Roma, 7 dicembre 2017 - Marcello Dell'Utri resta in carcere. Lo ha deciso il tribunale di sorveglianza di Roma che ha respinto la richiesta di sospensione della pena presentata dai legali dell'ex senatore, attualmente recluso a Rebibbia dove sta scontando una condanna a 7 anni per concorso in associazione mafiosa. I legali avevano motivato la richiesta sulla base delle cattive condizioni di salute del detenuto, ma il sostituto procuratore generale Pietro Giordano aveva dato parere negativo ritenendo le conclusioni dei periti del tribunale più convincenti di quelle dei consulenti medici del detenuto. 

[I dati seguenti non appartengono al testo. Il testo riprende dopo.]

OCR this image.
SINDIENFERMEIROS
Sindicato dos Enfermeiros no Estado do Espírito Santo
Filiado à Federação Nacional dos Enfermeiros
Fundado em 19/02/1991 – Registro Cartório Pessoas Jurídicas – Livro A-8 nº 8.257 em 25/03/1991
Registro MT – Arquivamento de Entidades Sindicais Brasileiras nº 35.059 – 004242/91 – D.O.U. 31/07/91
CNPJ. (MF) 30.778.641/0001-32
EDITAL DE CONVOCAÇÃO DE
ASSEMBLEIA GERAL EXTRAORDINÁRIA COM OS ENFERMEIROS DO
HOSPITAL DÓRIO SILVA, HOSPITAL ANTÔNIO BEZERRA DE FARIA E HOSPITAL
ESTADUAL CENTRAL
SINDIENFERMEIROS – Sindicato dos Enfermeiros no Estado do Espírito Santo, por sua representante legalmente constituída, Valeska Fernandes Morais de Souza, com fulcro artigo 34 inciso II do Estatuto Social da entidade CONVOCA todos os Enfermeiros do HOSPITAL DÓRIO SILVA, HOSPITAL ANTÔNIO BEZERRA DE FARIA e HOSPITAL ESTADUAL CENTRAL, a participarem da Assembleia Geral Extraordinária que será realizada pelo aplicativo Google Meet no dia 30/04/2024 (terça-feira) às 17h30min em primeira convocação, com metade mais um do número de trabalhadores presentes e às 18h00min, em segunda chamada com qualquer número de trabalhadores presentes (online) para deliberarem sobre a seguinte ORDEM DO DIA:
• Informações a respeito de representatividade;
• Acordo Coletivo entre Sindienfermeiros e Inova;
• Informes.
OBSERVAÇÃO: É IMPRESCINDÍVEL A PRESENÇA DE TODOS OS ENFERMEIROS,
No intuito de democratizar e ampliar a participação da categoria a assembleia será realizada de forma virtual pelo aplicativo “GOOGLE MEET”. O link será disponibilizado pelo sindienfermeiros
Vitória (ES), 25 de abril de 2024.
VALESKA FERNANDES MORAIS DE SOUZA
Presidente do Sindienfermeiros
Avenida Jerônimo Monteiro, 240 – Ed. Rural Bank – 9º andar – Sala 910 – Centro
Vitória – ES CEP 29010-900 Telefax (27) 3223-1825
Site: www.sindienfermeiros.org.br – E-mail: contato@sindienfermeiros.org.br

"Preso atto della sentenza con cui il tribunale di sorveglianza decide di lasciarmi morire in carcere ho deciso di farlo di mia volontà adottando da oggi lo sciopero della terapia e del vitto", ha dichiarato l'ex parlamentare ai suoi legali, gli avvocati De Federici e Filippi.

Interviene in sua difesa anche l'avvocato Niccolò Ghedini, che in una nota commenta: "Sono da sempre convinto che Marcello Dell'Utri sia detenuto a seguito di una sentenza ingiusta. Ma, al di là della sentenza, secondo l'articolo 27 della Costituzione le pene non possono consistere in trattamenti contrari al senso di umanità e devono tendere alla rieducazione del condannato". E continua: "Non è dato comprendere quale rieducazione vi possa essere nel trattenere in carcere non consentendogli di curarsi in ospedale, un uomo di 76 anni gravemente ammalato per un tumore e cardiopatico. Se la Magistratura ritiene di poter così interpretare le norme, credo sia giunto il momento che la politica e le istituzioni al di là delle appartenenze, intervengano per non consentire che Marcello Dell'Utri muoia in breve tempo in carcere senza le cure adeguate".